As a final step, we investigated the viability of both the printed GFP HNDF cells and 10T1/2 fibroblast cells in GelMA over the course of 1 week. At day 0, the cell viability is 70% for the HNDFs and 61% for 10T/12 cells; however, these values increased to 81% and 82%, respectively, after 7 days (Figure 4h). While we find that the initial cell viability is lower compared to the control, the printed cells proliferate over time leading to similar levels of cell viability after 1 week in culture (Figure S6, Supporting Information). These observations suggest that our 3D bioprinting approach is non-destructive to both primary human fibroblasts and an immortalized mouse fibroblast line. The decreased initial viability may arise from the shear or extensional stress that the cells experience during the printing process. Others have reported that the applied pressure, nozzle diameter, cell type, and environmental conditions influence cell viability after printing.[33, 34] Another important parameter is the total build time required to fabricate the desired engineered tissue construct. We anticipate that there is a maximum time over which these cell-laden inks can be stored in the ink reservoir prior to being harmed. To fully optimize this approach, we plan to systematically study each of these important parameters in future experiments. By implementing multinozzle printheads, which we designed previously for high-throughput, multimaterial printing, the characteristic build times would be vastly reduced. For example, it would require 3 days to print an engineered tissue construct with a volume of ca. 1000 cm3, comparable to a typical adult human liver, using a single (200 μm) nozzle at typical printing speeds. However, this same volume could be printed in 1 h using a 64-multinozzle array. The scalable nature of our approach is also relevant for applications such as drug screening, in which arrays of 3D tissues constructs could be printed in parallel within standard well plates (Figure S7, Supporting Information).

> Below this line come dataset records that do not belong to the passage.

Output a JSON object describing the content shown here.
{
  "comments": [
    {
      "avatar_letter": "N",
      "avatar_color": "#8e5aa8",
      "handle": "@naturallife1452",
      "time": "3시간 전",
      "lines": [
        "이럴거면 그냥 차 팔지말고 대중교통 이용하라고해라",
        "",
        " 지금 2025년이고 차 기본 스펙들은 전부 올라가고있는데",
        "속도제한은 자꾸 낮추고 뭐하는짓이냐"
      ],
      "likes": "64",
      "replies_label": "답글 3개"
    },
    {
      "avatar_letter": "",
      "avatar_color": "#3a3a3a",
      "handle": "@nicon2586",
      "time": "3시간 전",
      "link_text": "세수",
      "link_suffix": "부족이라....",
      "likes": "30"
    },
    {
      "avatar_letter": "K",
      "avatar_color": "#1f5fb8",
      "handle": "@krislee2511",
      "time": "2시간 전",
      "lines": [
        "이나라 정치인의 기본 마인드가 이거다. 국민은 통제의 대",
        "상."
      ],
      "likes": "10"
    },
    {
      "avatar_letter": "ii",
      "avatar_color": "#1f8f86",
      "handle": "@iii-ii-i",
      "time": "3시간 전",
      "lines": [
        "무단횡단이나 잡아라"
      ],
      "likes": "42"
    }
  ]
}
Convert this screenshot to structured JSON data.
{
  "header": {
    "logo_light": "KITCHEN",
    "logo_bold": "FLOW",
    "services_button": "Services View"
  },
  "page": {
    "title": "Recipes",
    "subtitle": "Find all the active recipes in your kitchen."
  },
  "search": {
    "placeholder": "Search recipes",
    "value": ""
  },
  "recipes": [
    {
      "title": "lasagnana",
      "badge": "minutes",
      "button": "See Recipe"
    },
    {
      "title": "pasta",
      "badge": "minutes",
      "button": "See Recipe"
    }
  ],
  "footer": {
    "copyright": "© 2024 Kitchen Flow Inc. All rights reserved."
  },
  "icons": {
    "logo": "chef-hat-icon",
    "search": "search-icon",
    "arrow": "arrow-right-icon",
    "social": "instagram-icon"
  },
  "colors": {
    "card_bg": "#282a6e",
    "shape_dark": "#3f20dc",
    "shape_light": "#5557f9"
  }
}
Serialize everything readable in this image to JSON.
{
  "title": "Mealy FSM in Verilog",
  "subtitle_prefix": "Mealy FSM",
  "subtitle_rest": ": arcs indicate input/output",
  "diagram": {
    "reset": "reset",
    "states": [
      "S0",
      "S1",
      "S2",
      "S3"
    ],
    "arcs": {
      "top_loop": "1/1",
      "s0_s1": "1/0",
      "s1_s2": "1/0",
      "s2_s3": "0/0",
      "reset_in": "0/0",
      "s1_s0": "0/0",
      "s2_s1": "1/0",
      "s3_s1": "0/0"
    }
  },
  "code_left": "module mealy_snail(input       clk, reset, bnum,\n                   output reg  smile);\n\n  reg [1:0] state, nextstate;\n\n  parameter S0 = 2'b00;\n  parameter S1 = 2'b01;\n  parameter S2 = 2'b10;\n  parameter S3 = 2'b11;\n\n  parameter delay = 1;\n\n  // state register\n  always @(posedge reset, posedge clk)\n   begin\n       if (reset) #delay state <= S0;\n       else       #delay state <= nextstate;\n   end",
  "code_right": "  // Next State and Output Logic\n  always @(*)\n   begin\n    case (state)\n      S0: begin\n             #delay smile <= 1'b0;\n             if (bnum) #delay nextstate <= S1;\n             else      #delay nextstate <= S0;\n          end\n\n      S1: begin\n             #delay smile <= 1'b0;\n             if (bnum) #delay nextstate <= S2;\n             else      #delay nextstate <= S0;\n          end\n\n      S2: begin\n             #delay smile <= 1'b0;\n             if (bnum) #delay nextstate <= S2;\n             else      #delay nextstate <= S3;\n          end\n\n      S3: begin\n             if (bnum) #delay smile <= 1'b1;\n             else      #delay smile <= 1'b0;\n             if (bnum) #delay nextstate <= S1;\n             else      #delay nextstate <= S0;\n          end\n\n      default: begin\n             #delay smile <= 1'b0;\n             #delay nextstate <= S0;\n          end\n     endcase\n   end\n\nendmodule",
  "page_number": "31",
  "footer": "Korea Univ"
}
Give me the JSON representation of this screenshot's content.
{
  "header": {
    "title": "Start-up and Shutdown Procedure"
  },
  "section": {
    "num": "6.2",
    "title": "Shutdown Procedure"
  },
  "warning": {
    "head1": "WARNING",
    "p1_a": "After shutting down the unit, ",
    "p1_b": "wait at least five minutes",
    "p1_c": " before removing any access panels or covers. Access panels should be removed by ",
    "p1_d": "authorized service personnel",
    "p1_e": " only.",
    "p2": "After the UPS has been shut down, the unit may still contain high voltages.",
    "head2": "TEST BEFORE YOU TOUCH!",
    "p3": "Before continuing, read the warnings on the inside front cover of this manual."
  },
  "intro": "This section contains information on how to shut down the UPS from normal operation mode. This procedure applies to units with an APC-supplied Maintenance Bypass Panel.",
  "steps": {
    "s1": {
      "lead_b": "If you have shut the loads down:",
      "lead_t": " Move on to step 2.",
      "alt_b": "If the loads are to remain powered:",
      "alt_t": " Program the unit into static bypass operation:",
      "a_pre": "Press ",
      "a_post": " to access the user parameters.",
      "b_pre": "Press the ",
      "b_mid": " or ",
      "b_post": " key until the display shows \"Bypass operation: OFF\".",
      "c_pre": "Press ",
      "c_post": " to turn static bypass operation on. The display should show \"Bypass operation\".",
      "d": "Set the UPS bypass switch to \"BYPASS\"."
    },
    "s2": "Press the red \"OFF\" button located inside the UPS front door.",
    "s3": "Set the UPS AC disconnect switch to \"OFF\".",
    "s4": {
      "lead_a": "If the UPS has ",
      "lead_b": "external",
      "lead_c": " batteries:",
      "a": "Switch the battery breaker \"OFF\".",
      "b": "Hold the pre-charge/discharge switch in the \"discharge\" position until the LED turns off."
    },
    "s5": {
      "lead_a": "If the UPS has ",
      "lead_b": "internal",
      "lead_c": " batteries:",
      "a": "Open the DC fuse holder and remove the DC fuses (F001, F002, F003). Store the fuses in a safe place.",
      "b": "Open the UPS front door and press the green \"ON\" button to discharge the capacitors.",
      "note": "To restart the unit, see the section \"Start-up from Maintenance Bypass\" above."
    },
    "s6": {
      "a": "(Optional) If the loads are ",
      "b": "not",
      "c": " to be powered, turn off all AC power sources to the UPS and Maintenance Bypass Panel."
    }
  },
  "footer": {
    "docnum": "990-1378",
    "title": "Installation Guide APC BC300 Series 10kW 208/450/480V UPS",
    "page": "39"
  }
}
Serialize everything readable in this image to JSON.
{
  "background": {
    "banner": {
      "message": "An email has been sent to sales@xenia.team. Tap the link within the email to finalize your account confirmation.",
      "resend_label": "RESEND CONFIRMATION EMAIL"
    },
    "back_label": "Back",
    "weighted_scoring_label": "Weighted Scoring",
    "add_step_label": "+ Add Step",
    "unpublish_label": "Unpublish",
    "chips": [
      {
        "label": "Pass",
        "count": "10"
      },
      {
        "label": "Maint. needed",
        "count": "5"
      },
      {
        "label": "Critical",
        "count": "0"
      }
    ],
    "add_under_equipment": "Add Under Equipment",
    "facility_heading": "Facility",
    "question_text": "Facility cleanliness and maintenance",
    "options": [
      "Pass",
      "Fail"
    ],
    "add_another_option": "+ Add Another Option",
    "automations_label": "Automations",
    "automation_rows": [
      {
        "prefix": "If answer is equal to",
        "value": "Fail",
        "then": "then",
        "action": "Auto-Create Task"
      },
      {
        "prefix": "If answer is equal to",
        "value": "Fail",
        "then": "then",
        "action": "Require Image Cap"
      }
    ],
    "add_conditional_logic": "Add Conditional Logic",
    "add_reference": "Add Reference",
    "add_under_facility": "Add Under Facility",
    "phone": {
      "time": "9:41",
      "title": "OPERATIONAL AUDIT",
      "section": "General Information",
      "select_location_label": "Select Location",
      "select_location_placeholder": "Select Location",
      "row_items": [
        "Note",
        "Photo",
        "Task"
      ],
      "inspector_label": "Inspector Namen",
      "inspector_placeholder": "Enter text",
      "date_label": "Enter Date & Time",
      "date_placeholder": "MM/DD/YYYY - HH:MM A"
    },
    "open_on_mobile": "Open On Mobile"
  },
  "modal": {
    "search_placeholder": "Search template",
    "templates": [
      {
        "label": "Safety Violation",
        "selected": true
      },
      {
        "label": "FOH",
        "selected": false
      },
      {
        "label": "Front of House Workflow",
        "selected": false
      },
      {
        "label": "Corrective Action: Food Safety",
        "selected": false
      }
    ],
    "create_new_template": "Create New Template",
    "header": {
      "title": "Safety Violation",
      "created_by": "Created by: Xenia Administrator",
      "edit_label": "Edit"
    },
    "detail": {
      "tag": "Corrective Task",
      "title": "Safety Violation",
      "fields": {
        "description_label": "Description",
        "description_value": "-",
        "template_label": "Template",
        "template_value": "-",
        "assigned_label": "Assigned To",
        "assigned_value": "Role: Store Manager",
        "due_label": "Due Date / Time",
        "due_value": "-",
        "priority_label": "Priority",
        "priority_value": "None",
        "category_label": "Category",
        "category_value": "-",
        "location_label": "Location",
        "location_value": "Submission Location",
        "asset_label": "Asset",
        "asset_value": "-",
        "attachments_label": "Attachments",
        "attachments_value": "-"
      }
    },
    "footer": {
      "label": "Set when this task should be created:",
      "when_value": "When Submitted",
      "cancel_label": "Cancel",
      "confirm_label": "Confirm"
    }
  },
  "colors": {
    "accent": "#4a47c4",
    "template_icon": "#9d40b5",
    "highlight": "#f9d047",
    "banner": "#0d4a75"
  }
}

In summary, we report a new approach for creating vascularized, heterogeneous tissue constructs on demand based on 3D bioprinting. This highly scalable platform allows one to produce engineered tissue constructs in which vasculature and multiple cell types are programmably placed within extracellular matrices. These 3D microengineered environments open new avenues for drug screening and fundamental studies of wound healing, angiogenesis, and stem cell niches. With further refinement, our technique may lead to the rapid manufacturing of functional 3D tissues and, ultimately, perhaps organs.